Highlights & Insights

  • Context Borrowing vs. Receptive Field Stacking: Standard logic suggests larger kernels (e.g., RENO-Large's \(5{\times}5{\times}5\)) to handle sparsity, but this causes memory bottlenecks and marginal gains (+0.7%). ELiC's approach of carrying the context upward with \(3{\times}3{\times}3\) kernels yields a +3.5% gain while being faster—intelligent information flow is more valuable than raw capacity.
  • Decoupling Adaptation from Overhead: Morton order-preserving hierarchy turns "consistency" into a zero-cost property of integer scaling, a clever engineering trick that saves 13–15% latency and is transferable to any octree/voxel framework.
  • Lightweight Conditional Routing: Using occupancy histograms as descriptors for BoE is essentially a sparse Mixture-of-Experts (MoE) approach. It provides data-adaptive capacity with negligible overhead, a strategy useful for any task requiring distribution-based network selection.

Limitations & Future Work

  • Hard Routing: BoE selection is based on hard nearest-neighbors of histograms, which might be suboptimal at distribution boundaries. Soft-mixing or learnable routing could marginally improve performance.
  • Generalization: Results are validated on 64-line LiDAR datasets. Optimal BoE centers for different beam counts or solid-state LiDARs might require retraining.
  • Framework Dependency: ELiC is an extension of RENO. Whether cross-layer propagation yields similar gains in other frameworks like SparsePCGC or Unicorn remains to be verified.
  • vs RENO: Both are two-stage lightweight encoders, but RENO is layer-independent.
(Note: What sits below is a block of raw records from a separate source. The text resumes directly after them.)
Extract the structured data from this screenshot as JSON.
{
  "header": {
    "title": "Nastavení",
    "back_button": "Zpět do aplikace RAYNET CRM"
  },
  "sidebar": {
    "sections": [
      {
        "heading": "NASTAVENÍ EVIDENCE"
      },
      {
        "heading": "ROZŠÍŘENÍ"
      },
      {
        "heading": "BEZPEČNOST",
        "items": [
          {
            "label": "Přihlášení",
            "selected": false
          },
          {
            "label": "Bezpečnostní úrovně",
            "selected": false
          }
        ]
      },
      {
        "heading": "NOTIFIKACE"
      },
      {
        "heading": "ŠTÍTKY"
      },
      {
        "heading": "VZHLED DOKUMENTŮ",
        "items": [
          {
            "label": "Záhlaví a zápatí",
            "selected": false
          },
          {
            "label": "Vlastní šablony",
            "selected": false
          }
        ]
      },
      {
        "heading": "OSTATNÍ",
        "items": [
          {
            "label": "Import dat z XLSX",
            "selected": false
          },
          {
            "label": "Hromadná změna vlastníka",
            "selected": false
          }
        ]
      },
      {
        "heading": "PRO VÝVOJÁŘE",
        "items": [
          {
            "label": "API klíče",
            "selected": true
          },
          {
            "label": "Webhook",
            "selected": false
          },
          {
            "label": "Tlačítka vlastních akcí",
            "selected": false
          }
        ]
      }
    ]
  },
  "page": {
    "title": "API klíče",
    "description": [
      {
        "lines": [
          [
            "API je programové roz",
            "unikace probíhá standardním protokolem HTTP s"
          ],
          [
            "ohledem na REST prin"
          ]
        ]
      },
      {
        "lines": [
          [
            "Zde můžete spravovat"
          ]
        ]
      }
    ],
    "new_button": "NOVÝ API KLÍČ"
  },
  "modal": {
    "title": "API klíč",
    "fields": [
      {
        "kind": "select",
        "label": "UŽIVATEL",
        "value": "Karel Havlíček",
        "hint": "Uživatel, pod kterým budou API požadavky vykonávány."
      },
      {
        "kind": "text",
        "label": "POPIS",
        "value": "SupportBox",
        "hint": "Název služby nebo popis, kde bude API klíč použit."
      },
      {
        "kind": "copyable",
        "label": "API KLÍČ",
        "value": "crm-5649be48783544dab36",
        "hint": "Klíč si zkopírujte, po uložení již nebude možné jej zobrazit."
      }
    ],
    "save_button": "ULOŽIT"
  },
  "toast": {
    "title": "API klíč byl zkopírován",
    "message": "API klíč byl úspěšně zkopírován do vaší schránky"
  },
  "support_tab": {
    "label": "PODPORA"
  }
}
ELiC's accumulated propagation and BoE save ~8% bitrate at similar speeds.
  • vs RENO-Large: RENO-Large depends on large kernels and high channel counts (\(D{=}128\)) but only improves by ~0.7% while being 3x slower. ELiC-Large is superior in every way.
  • vs Unicorn: Unicorn uses complex Inception ResNets and kNN attention, taking >1s per frame. ELiC achieves comparable or better compression with >20x lower complexity.
  • vs TopNet: TopNet's Transformer-based tree prediction is the BD-Rate SOTA on KITTI but fails real-time requirements due to its serial decoder. ELiC provides a ~10,000x speedup with similar compression.

Rating

  • Novelty: ⭐⭐⭐⭐ The components represent a precise "information flow overhaul" of real-time compressors. The combination of propagation and BoE suggests a solid innovation.
  • Experimental Thoroughness: ⭐⭐⭐⭐ covers two datasets, multiple bit-depths, and comprehensive ablations including size-speed-performance analysis.
  • Writing Quality: ⭐⭐⭐⭐ Motivation is clearly driven by the neighbor statistics in Fig. 2; the logic and formulas are sound.
  • Value: ⭐⭐⭐⭐ High practical value for autonomous driving and edge computing.